With the unexpected non-start of new units at Motiva Enterprises LLC’s 600,000 b/d refinery in Port Arthur, Tex., Jakob said, “Saudi Arabia has lost 325,000 b/d of its crude flows that it can divert somewhere else, and with the continued increase from Iraq, the world should be able to accommodate a further loss of Iranian barrels due to sanctions.”
Moreover, disruption of Iranian crude exports “will have an impact on sour crudes but less so on light, sweet crude oil that continues to suffer from oversupply,” he said.
Raymond James analysts earlier announced the second major reduction this year in their oil price forecast, cutting the average 2013 price of West Texas Intermediate to $65/bbl from $83/bbl and Brent to $80/bbl from $95/bbl (OGJ Online, June 18, 2012). On June 19, they also reduced their estimates for alternative fuel and chemical companies.
However, they said a temporary period of depressed oil prices does not “mark the death knell for these emerging technologies.” The primary risk “may come in the realm of financing,” they said. “On the other hand, for the first time in about a year, we are not making additional across-the-board cuts in estimates for the solar space, though as a general rule the bias in solar estimates remains to the downside.”
The July contract for benchmark US sweet, light crudes surrendered much of its gains in its recent rally, dropping 76¢ to $83.27/bbl June 18 on the New York Mercantile Exchange. The August contract gave back 73¢ to $83.60/bbl. On the US spot market, WTI at Cushing, Okla., was down 76¢ to $83.27/bbl.

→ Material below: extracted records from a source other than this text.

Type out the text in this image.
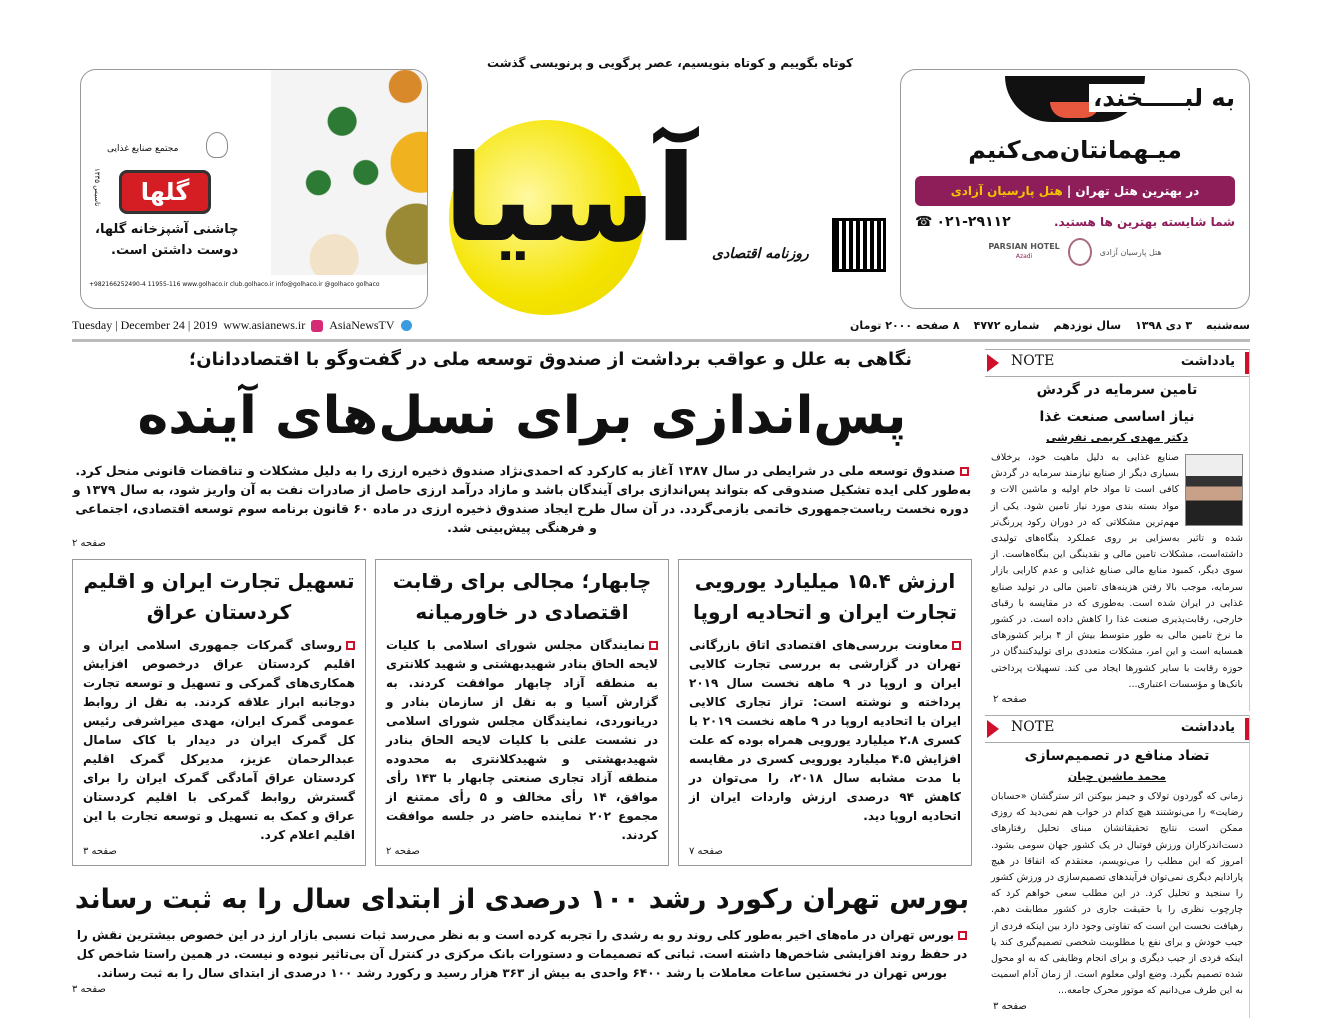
کوتاه بگوییم و کوتاه بنویسیم، عصر پرگویی و پرنویسی گذشت
مجتمع صنایع غذایی
گلها
تاسیس ۱۳۳۵
چاشنی آشپزخانه گلها،
دوست داشتن است.
+982166252490-4 11955-116 www.golhaco.ir club.golhaco.ir info@golhaco.ir @golhaco golhaco
آسیا روزنامه اقتصادی
به لبـــــخند،
میـهمانتان‌می‌کنیم
در بهترین هتل تهران | هتل پارسیان آزادی
شما شایسته بهترین ها هستید.
☎ ۰۲۱-۲۹۱۱۲
PARSIAN HOTEL
Azadi	هتل پارسیان آزادی
سه‌شنبه
۳ دی ۱۳۹۸
سال نوزدهم
شماره ۴۷۷۲
۸ صفحه ۲۰۰۰ تومان
Tuesday | December 24 | 2019 www.asianews.ir AsiaNewsTV
نگاهی به علل و عواقب برداشت از صندوق توسعه ملی در گفت‌وگو با اقتصاددانان؛
پس‌اندازی برای نسل‌های آینده
صندوق توسعه ملی در شرایطی در سال ۱۳۸۷ آغاز به کارکرد که احمدی‌نژاد صندوق ذخیره ارزی را به دلیل مشکلات و تناقضات قانونی منحل کرد. به‌طور کلی ایده تشکیل صندوقی که بتواند پس‌اندازی برای آیندگان باشد و مازاد درآمد ارزی حاصل از صادرات نفت به آن واریز شود، به سال ۱۳۷۹ و دوره نخست ریاست‌جمهوری خاتمی بازمی‌گردد. در آن سال طرح ایجاد صندوق ذخیره ارزی در ماده ۶۰ قانون برنامه سوم توسعه اقتصادی، اجتماعی و فرهنگی پیش‌بینی شد.
صفحه ۲
ارزش ۱۵.۴ میلیارد یورویی تجارت ایران و اتحادیه اروپا

معاونت بررسی‌های اقتصادی اتاق بازرگانی تهران در گزارشی به بررسی تجارت کالایی ایران و اروپا در ۹ ماهه نخست سال ۲۰۱۹ پرداخته و نوشته است: تراز تجاری کالایی ایران با اتحادیه اروپا در ۹ ماهه نخست ۲۰۱۹ با کسری ۲.۸ میلیارد یورویی همراه بوده که علت افزایش ۴.۵ میلیارد یورویی کسری در مقایسه با مدت مشابه سال ۲۰۱۸، را می‌توان در کاهش ۹۴ درصدی ارزش واردات ایران از اتحادیه اروپا دید.

صفحه ۷
چابهار؛ مجالی برای رقابت اقتصادی در خاورمیانه

نمایندگان مجلس شورای اسلامی با کلیات لایحه الحاق بنادر شهیدبهشتی و شهید کلانتری به منطقه آزاد چابهار موافقت کردند. به گزارش آسیا و به نقل از سازمان بنادر و دریانوردی، نمایندگان مجلس شورای اسلامی در نشست علنی با کلیات لایحه الحاق بنادر شهیدبهشتی و شهیدکلانتری به محدوده منطقه آزاد تجاری صنعتی چابهار با ۱۴۳ رأی موافق، ۱۴ رأی مخالف و ۵ رأی ممتنع از مجموع ۲۰۲ نماینده حاضر در جلسه موافقت کردند.

صفحه ۲
تسهیل تجارت ایران و اقلیم کردستان عراق

روسای گمرکات جمهوری اسلامی ایران و اقلیم کردستان عراق درخصوص افزایش همکاری‌های گمرکی و تسهیل و توسعه تجارت دوجانبه ابراز علاقه کردند. به نقل از روابط عمومی گمرک ایران، مهدی میراشرفی رئیس کل گمرک ایران در دیدار با کاک سامال عبدالرحمان عزیز، مدیرکل گمرک اقلیم کردستان عراق آمادگی گمرک ایران را برای گسترش روابط گمرکی با اقلیم کردستان عراق و کمک به تسهیل و توسعه تجارت با این اقلیم اعلام کرد.

صفحه ۳
بورس تهران رکورد رشد ۱۰۰ درصدی از ابتدای سال را به ثبت رساند
بورس تهران در ماه‌های اخیر به‌طور کلی روند رو به رشدی را تجربه کرده است و به نظر می‌رسد ثبات نسبی بازار ارز در این خصوص بیشترین نقش را در حفظ روند افزایشی شاخص‌ها داشته است. ثباتی که تصمیمات و دستورات بانک مرکزی در کنترل آن بی‌تاثیر نبوده و نیست. در همین راستا شاخص کل بورس تهران در نخستین ساعات معاملات با رشد ۶۴۰۰ واحدی به بیش از ۳۶۳ هزار رسید و رکورد رشد ۱۰۰ درصدی از ابتدای سال را به ثبت رساند.
صفحه ۳
NOTE	یادداشت
تامین سرمایه در گردش
نیاز اساسی صنعت غذا
دکتر مهدی کریمی تفرشی
صنایع غذایی به دلیل ماهیت خود، برخلاف بسیاری دیگر از صنایع نیازمند سرمایه در گردش کافی است تا مواد خام اولیه و ماشین الات و مواد بسته بندی مورد نیاز تامین شود. یکی از مهم‌ترین مشکلاتی که در دوران رکود پررنگ‌تر شده و تاثیر به‌سزایی بر روی عملکرد بنگاه‌های تولیدی داشته‌است، مشکلات تامین مالی و نقدینگی این بنگاه‌هاست. از سوی دیگر، کمبود منابع مالی صنایع غذایی و عدم کارایی بازار سرمایه، موجب بالا رفتن هزینه‌های تامین مالی در تولید صنایع غذایی در ایران شده است. به‌طوری که در مقایسه با رقبای خارجی، رقابت‌پذیری صنعت غذا را کاهش داده است. در کشور ما نرخ تامین مالی به طور متوسط بیش از ۴ برابر کشورهای همسایه است و این امر، مشکلات متعددی برای تولیدکنندگان در حوزه رقابت با سایر کشورها ایجاد می کند. تسهیلات پرداختی بانک‌ها و مؤسسات اعتباری...
صفحه ۲
NOTE	یادداشت
تضاد منافع در تصمیم‌سازی
محمد ماشین چیان
زمانی که گوردون تولاک و جیمز بیوکنن اثر سترگشان «حسابان رضایت» را می‌نوشتند هیچ کدام در خواب هم نمی‌دید که روزی ممکن است نتایج تحقیقاتشان مبنای تحلیل رفتارهای دست‌اندرکاران ورزش فوتبال در یک کشور جهان سومی بشود. امروز که این مطلب را می‌نویسم، معتقدم که اتفاقا در هیچ پارادایم دیگری نمی‌توان فرآیندهای تصمیم‌سازی در ورزش کشور را سنجید و تحلیل کرد. در این مطلب سعی خواهم کرد که چارچوب نظری را با حقیقت جاری در کشور مطابقت دهم. رهیافت نخست این است که تفاوتی وجود دارد بین اینکه فردی از جیب خودش و برای نفع یا مطلوبیت شخصی تصمیم‌گیری کند یا اینکه فردی از جیب دیگری و برای انجام وظایفی که به او محول شده تصمیم بگیرد. وضع اولی معلوم است. از زمان آدام اسمیت به این طرف می‌دانیم که موتور محرک جامعه...
صفحه ۳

Heating oil for July delivery declined 2.88¢ to $2.62/gal on NYMEX. Reformulated stock for oxygenate blending for the same month decreased 4.08¢ to $2.66/gal.
However, the July natural gas contract jumped 16.8¢ to $2.64/MMbtu on NYMEX. On the US spot market, gas at Henry Hub, La., continued to climb, up 4.2¢ to $2.46/MMbtu.
In London, the August IPE contract for North Sea Brent dropped $1.56 to $96.05/bbl. Gas oil for July fell $10 to $841.50/tonne.
The average price for the Organization of Petroleum Exporting Countries’ basket of 12 benchmark crudes lost 99¢ to $95.03/bbl.